Une tentative d’hommage, de deuil.

Une volonté de sortir de la tristesse, de la perte.

De donner un corps, une place à l’absence.

Une cérémonie d’adieu dans laquelle prennent part les comédiennes et comédiens de Delbono : comme une troupe de cirque capable d’incarner tous les masques, toutes les expressions, des sentiments humains.

Nous les voyons passer tour à tour du jardinier solitaire s’émerveillant des fleurs qui poussent, au défilé de possédés s’agitant sur fond de musique électrique auquel succèdent les évocations de souvenirs d’enfance de Pippo par la présence étrange de Gianluca qui chante en karaoké.

J’ai vu tout un entourage féérique en costumes colorés.


Ce que j’ai vu, surtout.

Pepe Robledo qui dispose de petits bateaux en papier, les uns derrière les autres, en un zigzag silencieux et précis.

Puis qui les ramasse, les uns après les autres, méthodiquement, lentement.

Ensuite, ce même Pepe, un homme d’origine argentine d’une cinquantaine d’années qui a fuit son pays au moment de la dictature militaire, apporte sur la scène des sacs poubelles contenant des vêtements.

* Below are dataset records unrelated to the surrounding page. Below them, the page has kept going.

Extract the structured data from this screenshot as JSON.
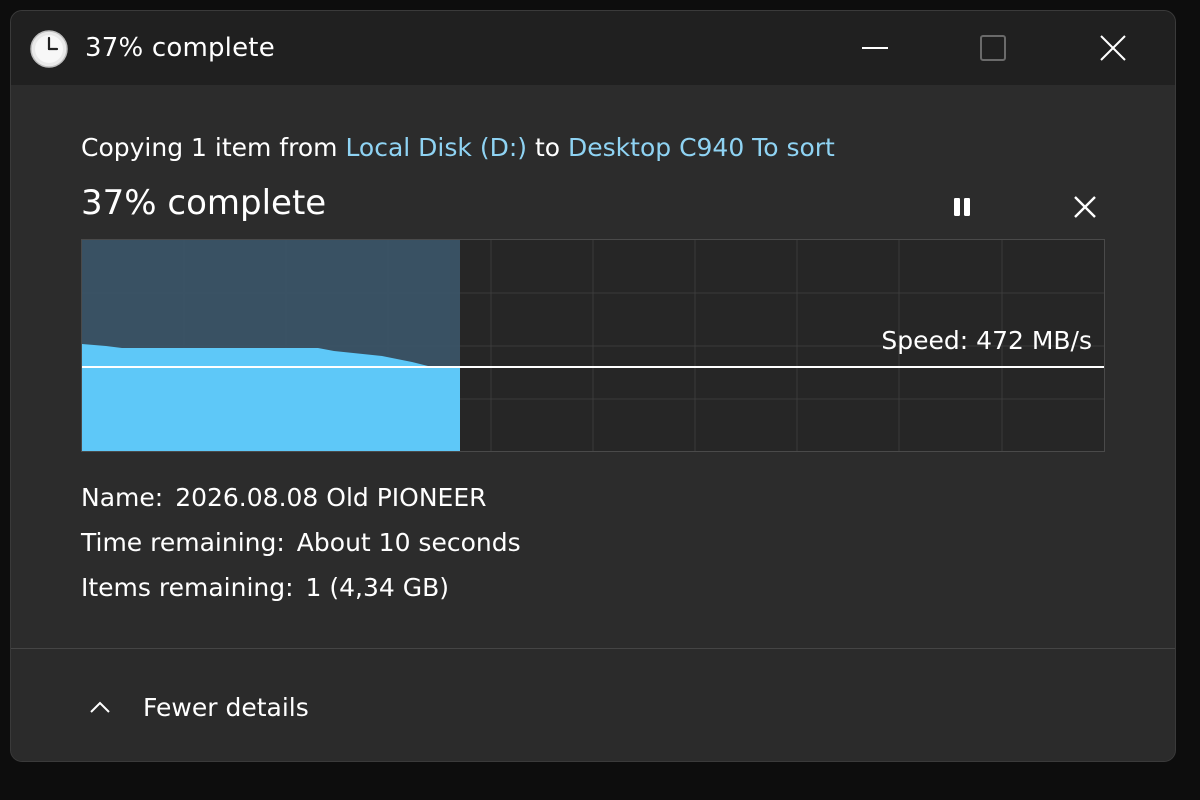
{
  "window": {
    "title": "37% complete"
  },
  "copy": {
    "prefix": "Copying 1 item from ",
    "source": "Local Disk (D:)",
    "middle": " to ",
    "destination": "Desktop C940 To sort"
  },
  "progress": {
    "heading": "37% complete",
    "percent": 37
  },
  "graph": {
    "speed_label": "Speed: 472 MB/s",
    "speed_mbps": 472
  },
  "details": {
    "name_label": "Name:",
    "name_value": "2026.08.08 Old PIONEER",
    "time_label": "Time remaining:",
    "time_value": "About 10 seconds",
    "items_label": "Items remaining:",
    "items_value": "1 (4,34 GB)"
  },
  "footer": {
    "toggle_label": "Fewer details"
  },
  "icons": {
    "app": "clock-icon",
    "minimize": "minimize-icon",
    "maximize": "maximize-icon",
    "close": "close-icon",
    "pause": "pause-icon",
    "cancel": "cancel-icon",
    "toggle": "chevron-up-icon"
  },
  "colors": {
    "link": "#8fd3f3",
    "graph_fill": "#5ec8f8",
    "graph_history": "#3a5366"
  }
}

J’ai vu Pepe tirer des paquets de vêtements et les rassembler en tas à plusieurs endroits du plateau, avant de les disperser pour couvrir le sol et s’étendre en une mer de tissus évoquant les disparus, les migrants noyés dans la méditerranée…

Enfin, j’ai vu Pepe balayer ces tas de vêtements, les rassembler pour former une sorte de monticule contre lequel Gianluca Ballarè, déguisé en clown blanc, se couche, comme pour se reposer.

Plus tard, Pepe revient avec des sacs poubelles qui, cette fois, contenaient des feuilles mortes. Il les éparpille par brassées sur toute la surface du plateau comme un tapis d’automne.


Où est la joie dans cette pièce ?

Quelle idée m’en laisse-t-elle ?

La joie de qui ?

Celle de Pippo ? Celle de Bobo ?

Celle du public ?

Le monde apparaît ici comme un magma, un chaos ténébreux d’où surgissent quelques éclats de lumières tremblantes.

Y a-t-il égalité entre Pippo et Bobo, les vivants et les morts, les muets et les parlants ?

Entre cet homme en chemise blanche et les membres de sa compagnie qui le servent sans un mot ?

Quel dialogue s’instaure entre cet homme et le public qui lui fait face ?


Il y a une cage de fer qui fleurit ; l’enfermement qui se

pare, petit à petit, de couleurs et de danses.

Est-ce là une fête joyeuse ?

Il y a des cris, des chants, des poèmes, quelques gestes des

mains comme des oiseaux qui s’envolent.


Il y a Bruxelles, un vendredi soir, à la sortie du théâtre.

Quelques cercles qui se forment et des personnes se demandant

si elles ont aimé, ou non, ce qui les a touché, et pourquoi.

Il y a des ombres qui marchent à travers les rues de la ville,

et se questionnent sur ce qu’elles ont vu, et comment le

raconter.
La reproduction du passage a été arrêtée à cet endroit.